The matter of mutation was unknown to Darwin and his contemporaries. So was the digital nature of inheritance. When I was young, "mutation" in popular culture was thought to be some sudden, monumental change, such as the radioactive spider biting Peter Parker to turn him into Spider Man. Actual mutations are tiny, tiny variations in DNA. Every one of us contains between 50 and 100 such mutations that make each person genetically different from being exact replicas of the parental mix that produced the egg and sperm that fused to form the embryo that became him or her. Even "identical" twins are different in this way. Most mutations have no effect. Of the very few that do, some cause the embryo to die very early, some lead to birth defects or other debilities, while a few may be beneficial. These last are most likely to help us or our descendants survive better.

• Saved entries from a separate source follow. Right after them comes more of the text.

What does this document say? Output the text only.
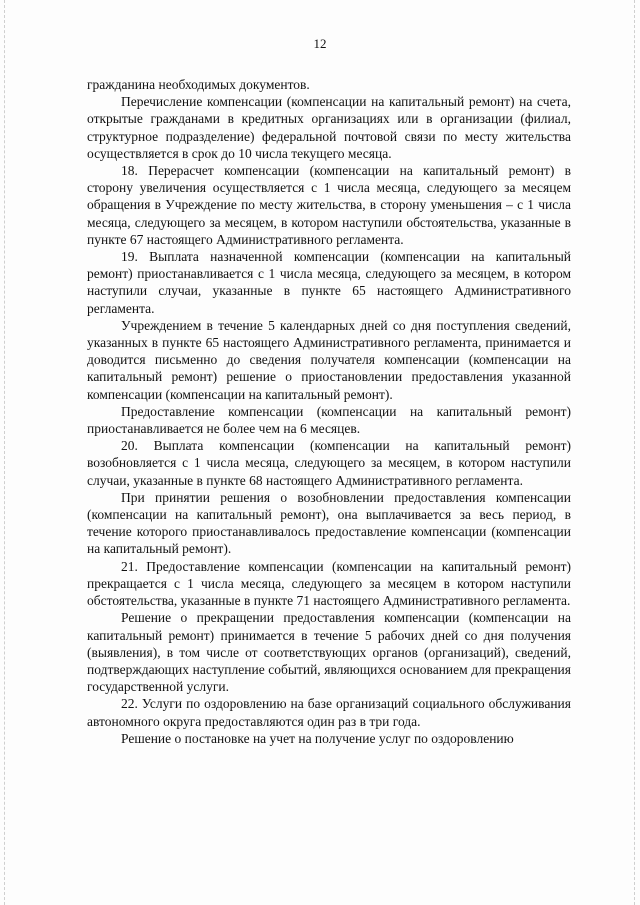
12

гражданина необходимых документов.

Перечисление компенсации (компенсации на капитальный ремонт) на счета, открытые гражданами в кредитных организациях или в организации (филиал, структурное подразделение) федеральной почтовой связи по месту жительства осуществляется в срок до 10 числа текущего месяца.

18. Перерасчет компенсации (компенсации на капитальный ремонт) в сторону увеличения осуществляется с 1 числа месяца, следующего за месяцем обращения в Учреждение по месту жительства, в сторону уменьшения – с 1 числа месяца, следующего за месяцем, в котором наступили обстоятельства, указанные в пункте 67 настоящего Административного регламента.

19. Выплата назначенной компенсации (компенсации на капитальный ремонт) приостанавливается с 1 числа месяца, следующего за месяцем, в котором наступили случаи, указанные в пункте 65 настоящего Административного регламента.

Учреждением в течение 5 календарных дней со дня поступления сведений, указанных в пункте 65 настоящего Административного регламента, принимается и доводится письменно до сведения получателя компенсации (компенсации на капитальный ремонт) решение о приостановлении предоставления указанной компенсации (компенсации на капитальный ремонт).

Предоставление компенсации (компенсации на капитальный ремонт) приостанавливается не более чем на 6 месяцев.

20. Выплата компенсации (компенсации на капитальный ремонт) возобновляется с 1 числа месяца, следующего за месяцем, в котором наступили случаи, указанные в пункте 68 настоящего Административного регламента.

При принятии решения о возобновлении предоставления компенсации (компенсации на капитальный ремонт), она выплачивается за весь период, в течение которого приостанавливалось предоставление компенсации (компенсации на капитальный ремонт).

21. Предоставление компенсации (компенсации на капитальный ремонт) прекращается с 1 числа месяца, следующего за месяцем в котором наступили обстоятельства, указанные в пункте 71 настоящего Административного регламента.

Решение о прекращении предоставления компенсации (компенсации на капитальный ремонт) принимается в течение 5 рабочих дней со дня получения (выявления), в том числе от соответствующих органов (организаций), сведений, подтверждающих наступление событий, являющихся основанием для прекращения государственной услуги.

22. Услуги по оздоровлению на базе организаций социального обслуживания автономного округа предоставляются один раз в три года.

Решение о постановке на учет на получение услуг по оздоровлению
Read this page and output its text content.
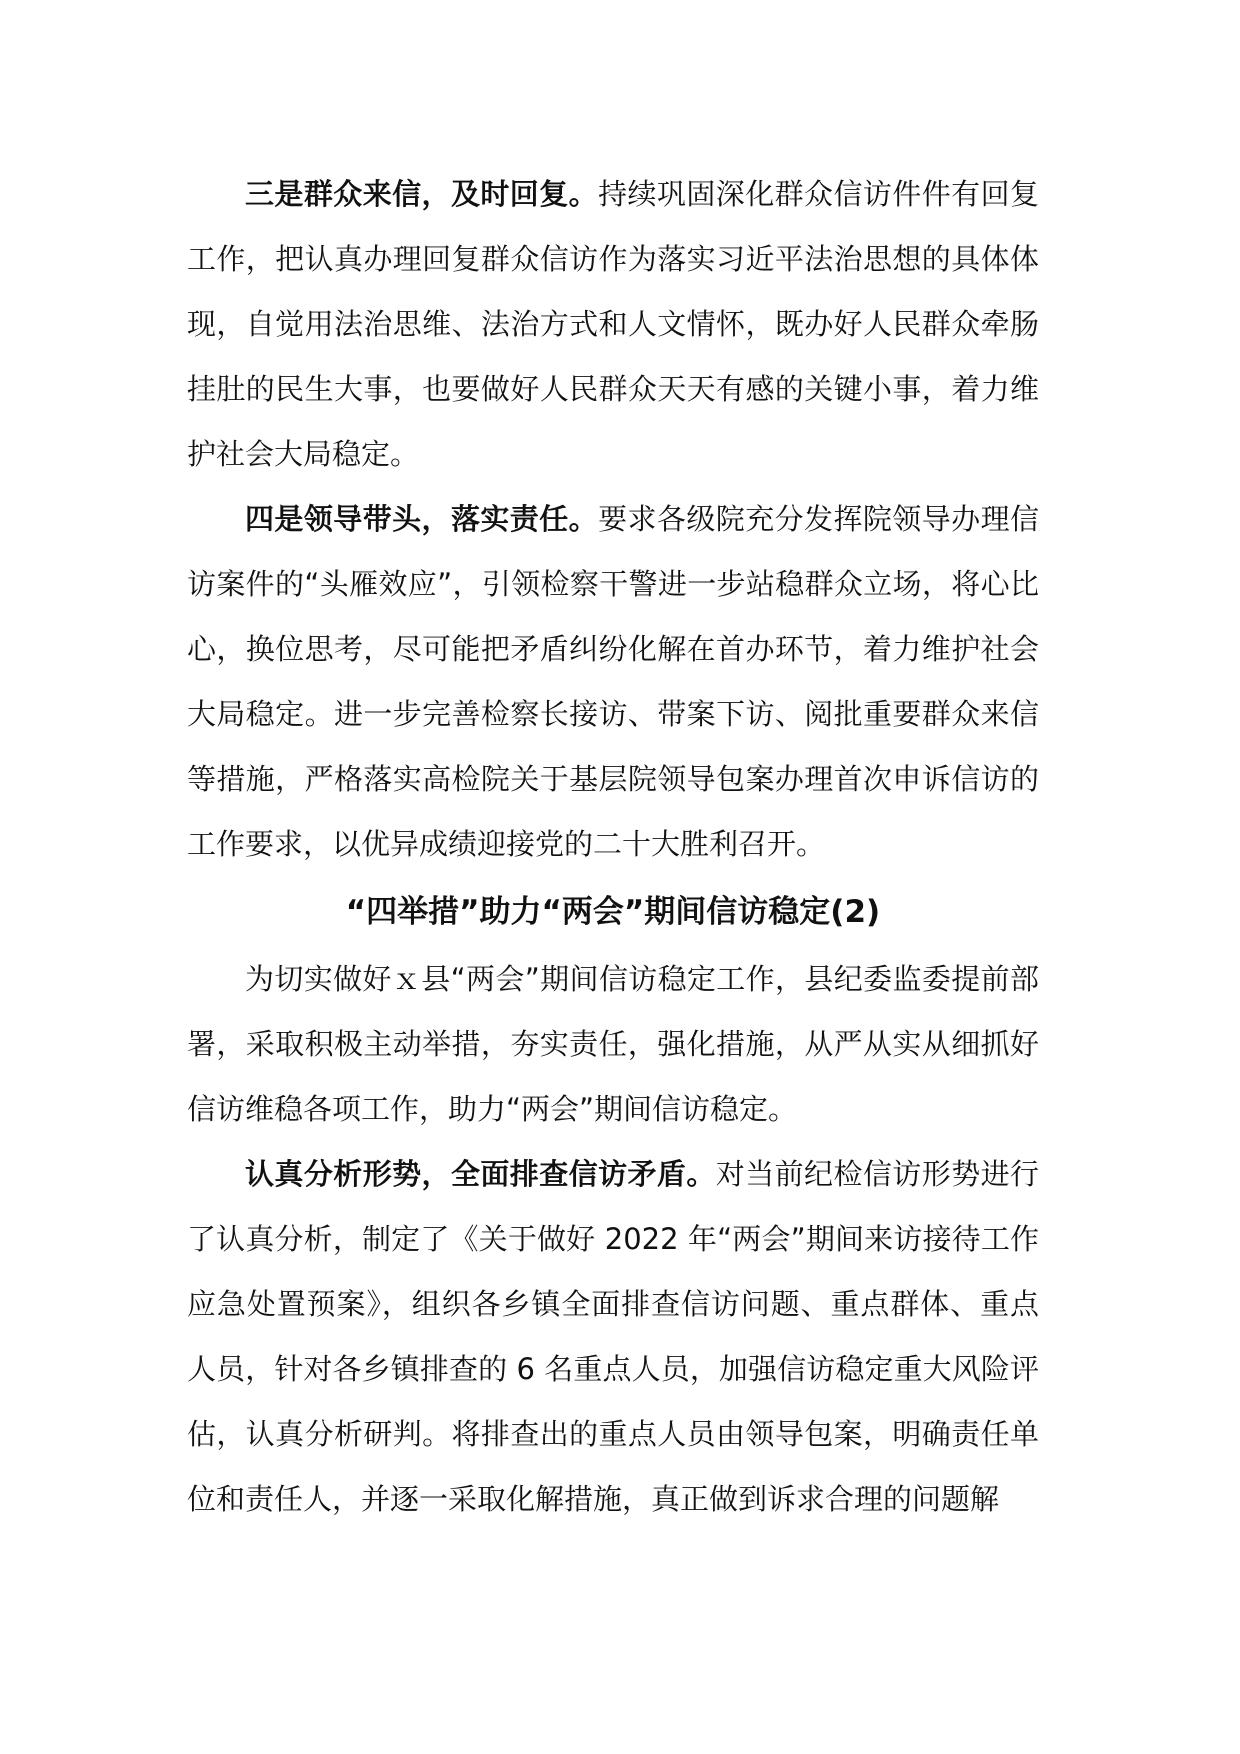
三是群众来信，及时回复。持续巩固深化群众信访件件有回复工作，把认真办理回复群众信访作为落实习近平法治思想的具体体现，自觉用法治思维、法治方式和人文情怀，既办好人民群众牵肠挂肚的民生大事，也要做好人民群众天天有感的关键小事，着力维护社会大局稳定。

四是领导带头，落实责任。要求各级院充分发挥院领导办理信访案件的“头雁效应”，引领检察干警进一步站稳群众立场，将心比心，换位思考，尽可能把矛盾纠纷化解在首办环节，着力维护社会大局稳定。进一步完善检察长接访、带案下访、阅批重要群众来信等措施，严格落实高检院关于基层院领导包案办理首次申诉信访的工作要求，以优异成绩迎接党的二十大胜利召开。

“四举措”助力“两会”期间信访稳定(2)

为切实做好ｘ县“两会”期间信访稳定工作，县纪委监委提前部署，采取积极主动举措，夯实责任，强化措施，从严从实从细抓好信访维稳各项工作，助力“两会”期间信访稳定。

认真分析形势，全面排查信访矛盾。对当前纪检信访形势进行了认真分析，制定了《关于做好 2022 年“两会”期间来访接待工作应急处置预案》，组织各乡镇全面排查信访问题、重点群体、重点人员，针对各乡镇排查的 6 名重点人员，加强信访稳定重大风险评估，认真分析研判。将排查出的重点人员由领导包案，明确责任单位和责任人，并逐一采取化解措施，真正做到诉求合理的问题解
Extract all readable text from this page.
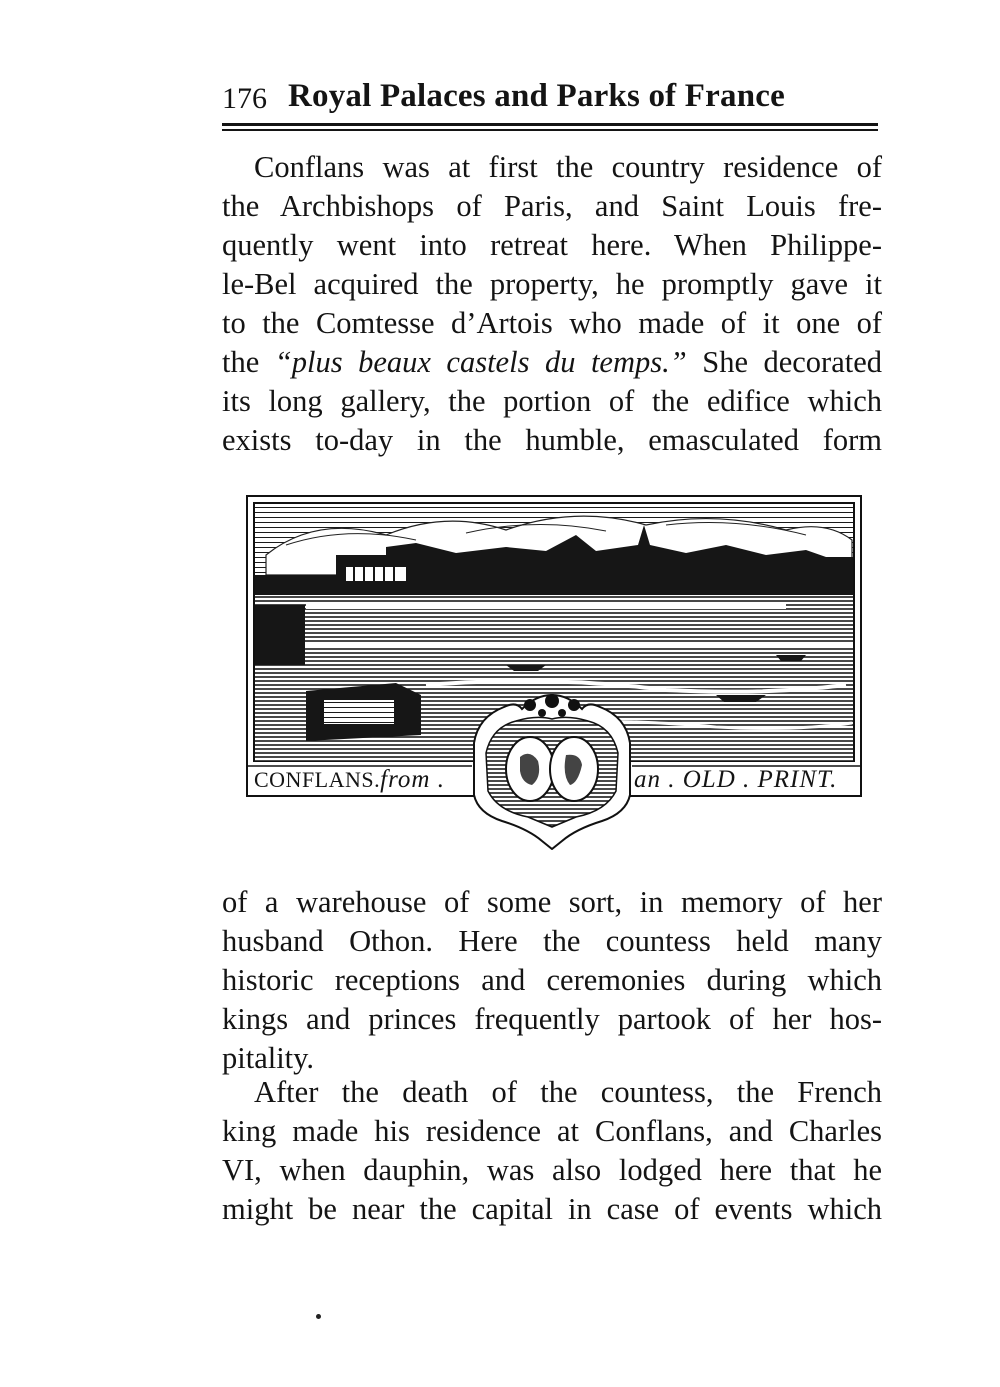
176 Royal Palaces and Parks of France
Conflans was at first the country residence of
the Archbishops of Paris, and Saint Louis fre-
quently went into retreat here. When Philippe-
le-Bel acquired the property, he promptly gave it
to the Comtesse d’Artois who made of it one of
the “plus beaux castels du temps.” She decorated
its long gallery, the portion of the edifice which
exists to-day in the humble, emasculated form
CONFLANS.from .	an . OLD . PRINT.
of a warehouse of some sort, in memory of her
husband Othon. Here the countess held many
historic receptions and ceremonies during which
kings and princes frequently partook of her hos-
pitality.
After the death of the countess, the French
king made his residence at Conflans, and Charles
VI, when dauphin, was also lodged here that he
might be near the capital in case of events which
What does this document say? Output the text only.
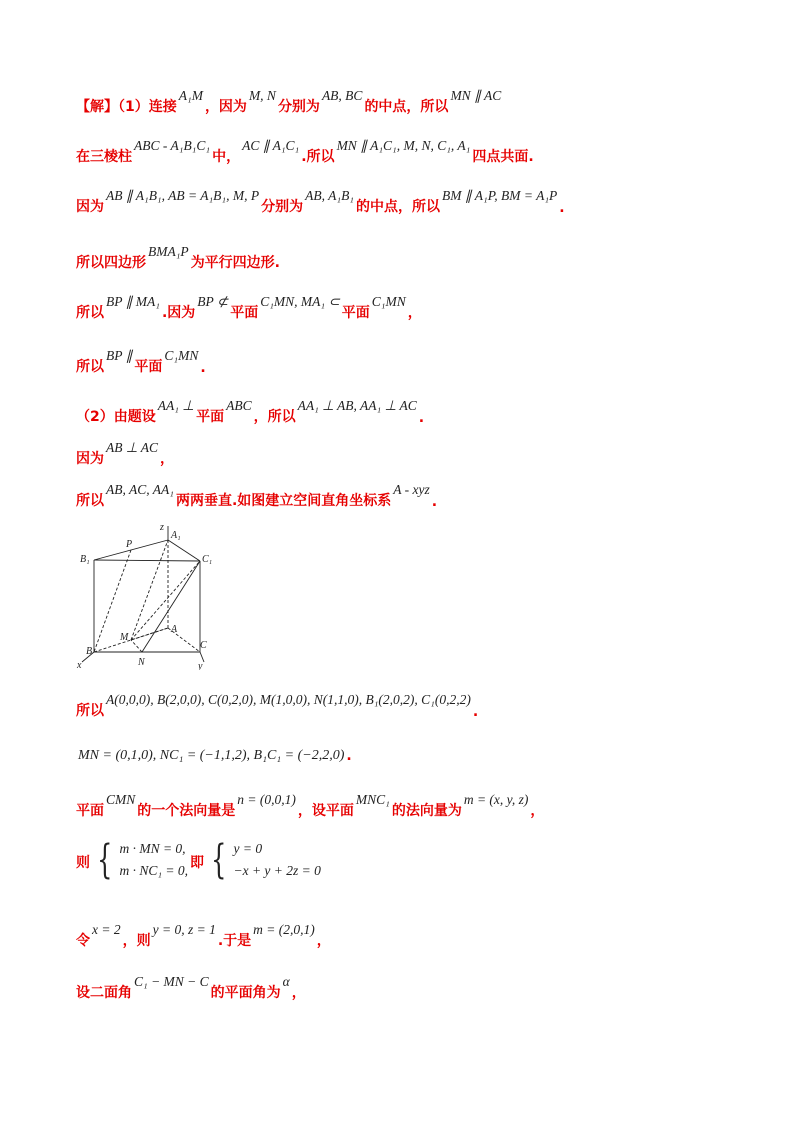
【解】（1）连接
A₁M
，因为
M, N
分别为
AB, BC
的中点，所以
MN ∥ AC
在三棱柱
ABC - A₁B₁C₁
中，
AC ∥ A₁C₁
.所以
MN ∥ A₁C₁, M, N, C₁, A₁
四点共面.
因为
AB ∥ A₁B₁, AB = A₁B₁, M, P
分别为
AB, A₁B₁
的中点，所以
BM ∥ A₁P, BM = A₁P
.
所以四边形
BMA₁P
为平行四边形.
所以
BP ∥ MA₁
.因为
BP ⊄
平面
C₁MN, MA₁ ⊂
平面
C₁MN
，
所以
BP ∥
平面
C₁MN
.
（2）由题设
AA₁ ⊥
平面
ABC
，所以
AA₁ ⊥ AB, AA₁ ⊥ AC
.
因为
AB ⊥ AC
，
所以
AB, AC, AA₁
两两垂直.如图建立空间直角坐标系
A - xyz
.
所以
A(0,0,0), B(2,0,0), C(0,2,0), M(1,0,0), N(1,1,0), B₁(2,0,2), C₁(0,2,2)
.
MN = (0,1,0), NC₁ = (−1,1,2), B₁C₁ = (−2,2,0) .
平面
CMN
的一个法向量是
n = (0,0,1)
，设平面
MNC₁
的法向量为
m = (x, y, z)
，
令
x = 2
，则
y = 0, z = 1
.于是
m = (2,0,1)
，
设二面角
C₁ − MN − C
的平面角为
α
，
则 { m · MN = 0,
m · NC₁ = 0, 即 { y = 0
−x + y + 2z = 0
z
A₁
P
B₁	C₁
M
A
x
B
N
C
y
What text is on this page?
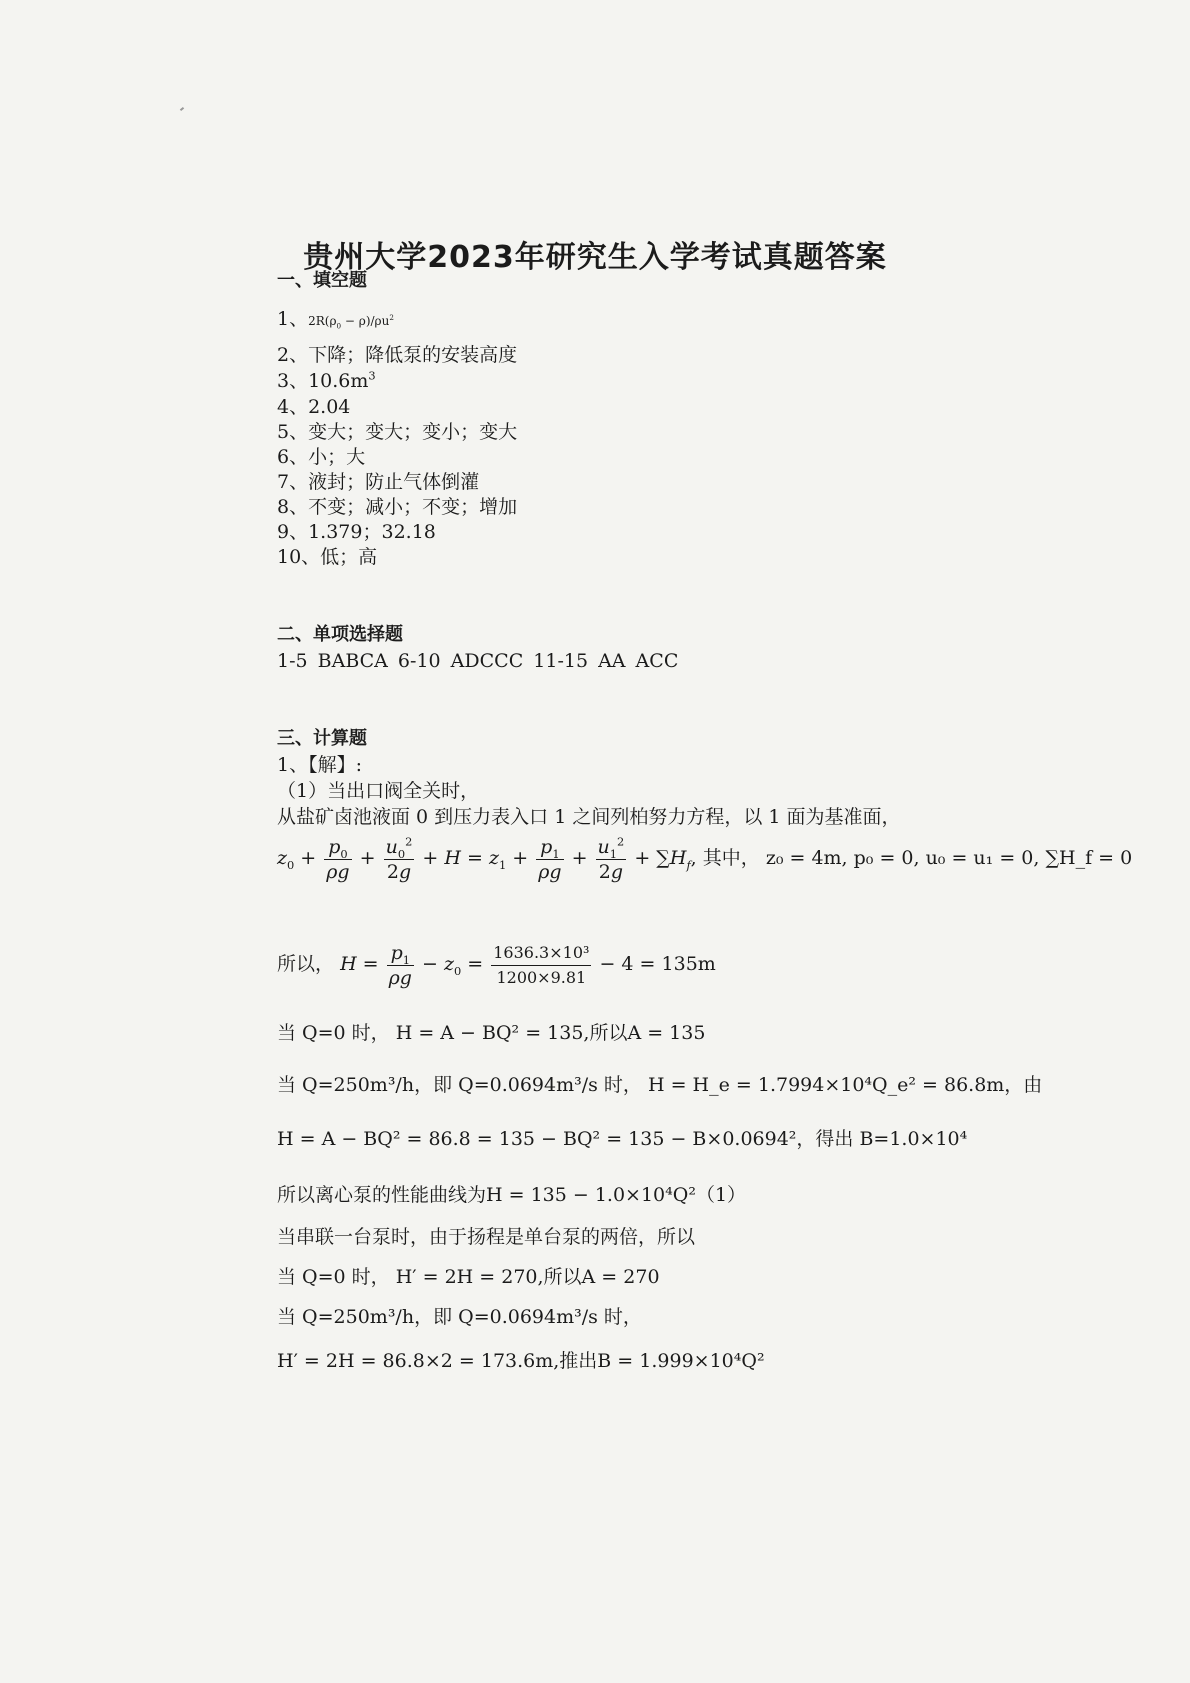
贵州大学2023年研究生入学考试真题答案
一、填空题
1、$2R(\rho_0 - \rho)/\rho u^2$
2、下降；降低泵的安装高度
3、$10.6m^3$
4、2.04
5、变大；变大；变小；变大
6、小；大
7、液封；防止气体倒灌
8、不变；减小；不变；增加
9、1.379；32.18
10、低；高
二、单项选择题
1-5 BABCA 6-10 ADCCC 11-15 AA ACC
三、计算题
1、【解】:
（1）当出口阀全关时，
从盐矿卤池液面 0 到压力表入口 1 之间列柏努力方程，以 1 面为基准面，
$z_0 + \frac{p_0}{\rho g} + \frac{u_0^2}{2g} + H = z_1 + \frac{p_1}{\rho g} + \frac{u_1^2}{2g} + \sum H_f$, 其中， z₀ = 4m, p₀ = 0, u₀ = u₁ = 0, ∑H_f = 0
所以， $H = \frac{p_1}{\rho g} - z_0 = \frac{\text{1636.3×10³}}{1200\times 9.81} - 4 = 135m$
当 Q=0 时， H = A − BQ² = 135,所以A = 135
当 Q=250m³/h，即 Q=0.0694m³/s 时， H = H_e = 1.7994×10⁴Q_e² = 86.8m，由
H = A − BQ² = 86.8 = 135 − BQ² = 135 − B×0.0694²，得出 B=1.0×10⁴
所以离心泵的性能曲线为H = 135 − 1.0×10⁴Q²（1）
当串联一台泵时，由于扬程是单台泵的两倍，所以
当 Q=0 时， H′ = 2H = 270,所以A = 270
当 Q=250m³/h，即 Q=0.0694m³/s 时，
H′ = 2H = 86.8×2 = 173.6m,推出B = 1.999×10⁴Q²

In a later edition of Origin, Darwin was persuaded to add a Historical Sketch, to outline the ideas of his predecessors. This Sketch is included as the last chapter of Darwin's Ghosts. So what is the secret of this Secret History? That Darwin and Wallace really did produce an entirely original theory. Natural Selection has been called the most successful scientific theory (proponents of quantum electrodynamics or the general theory of relativity notwithstanding). It has been said that without Natural Selection, none of biology makes any sense, but with it, everything does.
For me, the book placed a solid stamp on the originality of the theory of Natural Selection. Those who accused Darwin of plagiarism were mistaken. No theory of descent with modification preceded Darwin and Wallace. No substantial variant theory has stood the test of time. Subscripts such as "punctuated equilibrium" add details that explain the effect of sudden shifts of environment, for example, without changing the essential nature of Darwinism.